Music subscription services are gaining traction as the dominant way consumers listen to music, with smartphones and new devices, such as smart speakers, driving adoption of these services, especially among younger audiences. This is according to “Audiomonitor 2018: The Overall Music Listening Landscape,” a new report provided to the Music Business Association (Music Biz) from research firm AudienceNet. The report was based on a survey of a statistically and demographically representative sample of the US population (3000 participants, aged 16+), and was detailed in a webinar hosted by Music Biz and AudienceNet.
New to this year’s report was a study of the adoption rates and uses of smart speakers, which are already influencing how audiences consume media. According to AudienceNet’s findings, 14% of the U.S. population now owns a smart speaker, and listening to music was the most popular use case among owners. Amazon’s Echo and smaller Echo Dot proved to be the most popular smart speakers, over offerings from Google and Apple.
In terms of format, Smart speakers most positively impacted on-demand streaming services, with 43% of owners now using these services more than they did before purchasing their device.
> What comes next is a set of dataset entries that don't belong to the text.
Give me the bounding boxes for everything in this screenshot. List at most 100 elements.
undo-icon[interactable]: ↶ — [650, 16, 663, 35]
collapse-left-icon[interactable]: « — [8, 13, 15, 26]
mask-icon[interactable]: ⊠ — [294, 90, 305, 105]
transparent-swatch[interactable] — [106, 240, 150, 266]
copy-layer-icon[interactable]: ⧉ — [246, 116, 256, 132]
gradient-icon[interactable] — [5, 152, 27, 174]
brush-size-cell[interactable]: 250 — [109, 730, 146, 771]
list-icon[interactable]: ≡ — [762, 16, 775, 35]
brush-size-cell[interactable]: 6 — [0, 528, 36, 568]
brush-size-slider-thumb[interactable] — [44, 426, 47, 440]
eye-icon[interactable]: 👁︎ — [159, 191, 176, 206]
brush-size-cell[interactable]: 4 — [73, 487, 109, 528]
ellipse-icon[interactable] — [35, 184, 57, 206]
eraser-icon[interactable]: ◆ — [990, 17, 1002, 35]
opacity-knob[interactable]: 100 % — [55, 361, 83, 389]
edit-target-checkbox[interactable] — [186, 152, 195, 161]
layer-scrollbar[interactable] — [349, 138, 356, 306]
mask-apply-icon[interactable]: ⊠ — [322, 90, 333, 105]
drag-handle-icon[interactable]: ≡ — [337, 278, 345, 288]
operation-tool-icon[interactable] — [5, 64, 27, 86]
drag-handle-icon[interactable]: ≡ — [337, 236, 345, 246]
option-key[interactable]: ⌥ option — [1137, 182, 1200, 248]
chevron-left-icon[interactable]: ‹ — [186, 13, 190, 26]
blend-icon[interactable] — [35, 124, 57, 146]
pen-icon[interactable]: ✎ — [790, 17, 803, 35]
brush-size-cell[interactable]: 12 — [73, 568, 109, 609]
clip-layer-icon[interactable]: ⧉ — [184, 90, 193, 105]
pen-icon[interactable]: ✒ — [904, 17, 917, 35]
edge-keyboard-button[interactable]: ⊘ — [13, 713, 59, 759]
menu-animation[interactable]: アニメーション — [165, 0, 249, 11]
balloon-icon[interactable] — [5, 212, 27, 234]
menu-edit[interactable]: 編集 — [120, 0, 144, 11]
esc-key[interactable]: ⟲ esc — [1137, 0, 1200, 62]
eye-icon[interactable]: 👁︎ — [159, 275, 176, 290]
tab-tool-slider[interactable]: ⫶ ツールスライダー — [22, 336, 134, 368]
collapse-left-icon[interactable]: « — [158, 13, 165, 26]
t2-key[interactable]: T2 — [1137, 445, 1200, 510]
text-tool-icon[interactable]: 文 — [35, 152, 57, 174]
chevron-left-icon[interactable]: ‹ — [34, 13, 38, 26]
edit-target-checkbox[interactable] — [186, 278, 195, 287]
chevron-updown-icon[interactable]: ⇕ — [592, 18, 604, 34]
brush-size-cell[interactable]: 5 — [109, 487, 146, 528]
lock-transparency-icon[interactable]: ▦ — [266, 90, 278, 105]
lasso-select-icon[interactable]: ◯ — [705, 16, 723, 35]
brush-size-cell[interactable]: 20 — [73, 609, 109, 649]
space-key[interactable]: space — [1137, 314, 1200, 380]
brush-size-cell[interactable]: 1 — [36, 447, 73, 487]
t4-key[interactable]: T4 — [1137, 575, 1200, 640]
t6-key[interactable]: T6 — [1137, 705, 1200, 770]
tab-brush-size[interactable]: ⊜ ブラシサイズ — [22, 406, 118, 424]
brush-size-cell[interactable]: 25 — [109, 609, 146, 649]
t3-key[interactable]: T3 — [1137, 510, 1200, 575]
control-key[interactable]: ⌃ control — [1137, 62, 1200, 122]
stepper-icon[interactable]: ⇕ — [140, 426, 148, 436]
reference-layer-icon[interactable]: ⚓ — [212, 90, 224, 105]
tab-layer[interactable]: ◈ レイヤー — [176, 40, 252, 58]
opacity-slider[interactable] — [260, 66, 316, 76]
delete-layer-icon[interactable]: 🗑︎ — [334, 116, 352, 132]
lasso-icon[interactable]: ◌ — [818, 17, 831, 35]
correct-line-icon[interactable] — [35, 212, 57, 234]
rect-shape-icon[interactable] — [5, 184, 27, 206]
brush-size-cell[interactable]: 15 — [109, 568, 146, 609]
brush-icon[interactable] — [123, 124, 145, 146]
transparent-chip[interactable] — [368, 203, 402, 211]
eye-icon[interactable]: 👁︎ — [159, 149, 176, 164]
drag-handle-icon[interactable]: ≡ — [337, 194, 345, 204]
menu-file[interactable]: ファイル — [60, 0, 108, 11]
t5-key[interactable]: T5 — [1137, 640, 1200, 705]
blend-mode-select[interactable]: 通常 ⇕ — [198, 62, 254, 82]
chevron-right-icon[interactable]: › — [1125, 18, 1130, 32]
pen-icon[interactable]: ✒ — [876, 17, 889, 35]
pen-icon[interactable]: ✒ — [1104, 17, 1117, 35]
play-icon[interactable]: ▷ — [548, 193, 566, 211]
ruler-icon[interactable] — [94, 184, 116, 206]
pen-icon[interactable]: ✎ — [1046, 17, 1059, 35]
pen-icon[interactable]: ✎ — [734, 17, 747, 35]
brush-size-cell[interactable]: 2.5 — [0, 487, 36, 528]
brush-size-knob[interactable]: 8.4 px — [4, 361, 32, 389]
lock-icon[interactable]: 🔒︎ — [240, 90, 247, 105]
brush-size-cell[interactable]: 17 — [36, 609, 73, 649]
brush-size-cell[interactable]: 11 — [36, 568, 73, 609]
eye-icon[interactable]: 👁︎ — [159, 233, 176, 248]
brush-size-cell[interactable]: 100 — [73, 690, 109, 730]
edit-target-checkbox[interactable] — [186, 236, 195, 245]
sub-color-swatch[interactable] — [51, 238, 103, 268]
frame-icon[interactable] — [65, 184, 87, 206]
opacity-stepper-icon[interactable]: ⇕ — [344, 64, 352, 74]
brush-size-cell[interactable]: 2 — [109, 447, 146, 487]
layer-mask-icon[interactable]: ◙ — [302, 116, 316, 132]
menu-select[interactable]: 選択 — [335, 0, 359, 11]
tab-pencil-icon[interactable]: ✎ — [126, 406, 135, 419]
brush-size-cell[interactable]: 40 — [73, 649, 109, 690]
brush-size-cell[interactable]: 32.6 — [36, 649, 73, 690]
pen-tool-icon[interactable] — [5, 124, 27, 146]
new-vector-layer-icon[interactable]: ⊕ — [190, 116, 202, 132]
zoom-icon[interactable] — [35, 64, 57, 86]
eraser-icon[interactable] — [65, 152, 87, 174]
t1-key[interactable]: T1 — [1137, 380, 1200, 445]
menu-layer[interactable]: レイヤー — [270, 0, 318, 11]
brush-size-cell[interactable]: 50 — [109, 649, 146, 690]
And, notably owning a smart speaker led 37% of owners to start paying for a subscription service.
Furthermore, a striking 73% of smart speaker owners said their device has changed the way they listen to music to at least some extent — specifically, approximately half of smart speaker owners agreed they listened to more music and spent longer listening than they did before getting their device (50% and 49% respectively). 43% of smart speaker owners also agreed that using their device increased the amount of music playlists they listen to, while around 40% discovered more music and 38% listened to a broader range of music than they did previously.
In terms of AudienceNet’s music consumption metrics, which are tracked annually, on-demand streaming accounted for 27% of overall music consumption and was the most popular format among younger demographics by a significant margin, taking up 60% of 16 -19 year olds listening time, a 13% increase over last year.
Despite a 3% drop since last year, AM/FM Radio was still the most popular listening source in the U.S. accounting for 31% of total listening time. However, AM/FM radio only accounted for 12% of listening among 16-24 year olds, with popularity of the format rising as respondent age increased. Listenership to radio and CD players was very low among 16-24 year olds, and grew in linear fashion as participants got older, peaking among those age 65+ at 45%.
Back in the realm of hardware, smartphones were the primary listening choice among younger listeners, taking the majority share of listening among all aged 34 and below (45% for ages 16-19, 40% for ages 20-24, and 31% for ages 25-34). The smartphone also proved to be single most used device for music consumption, capturing 25% of total time spent listening — up 6% from the same study last year. Collectively, however radio receivers of all varieties (AM/FM radios, in-car AM/FM receivers) accounted for the majority of listening time to music among the total sample when combined (30%).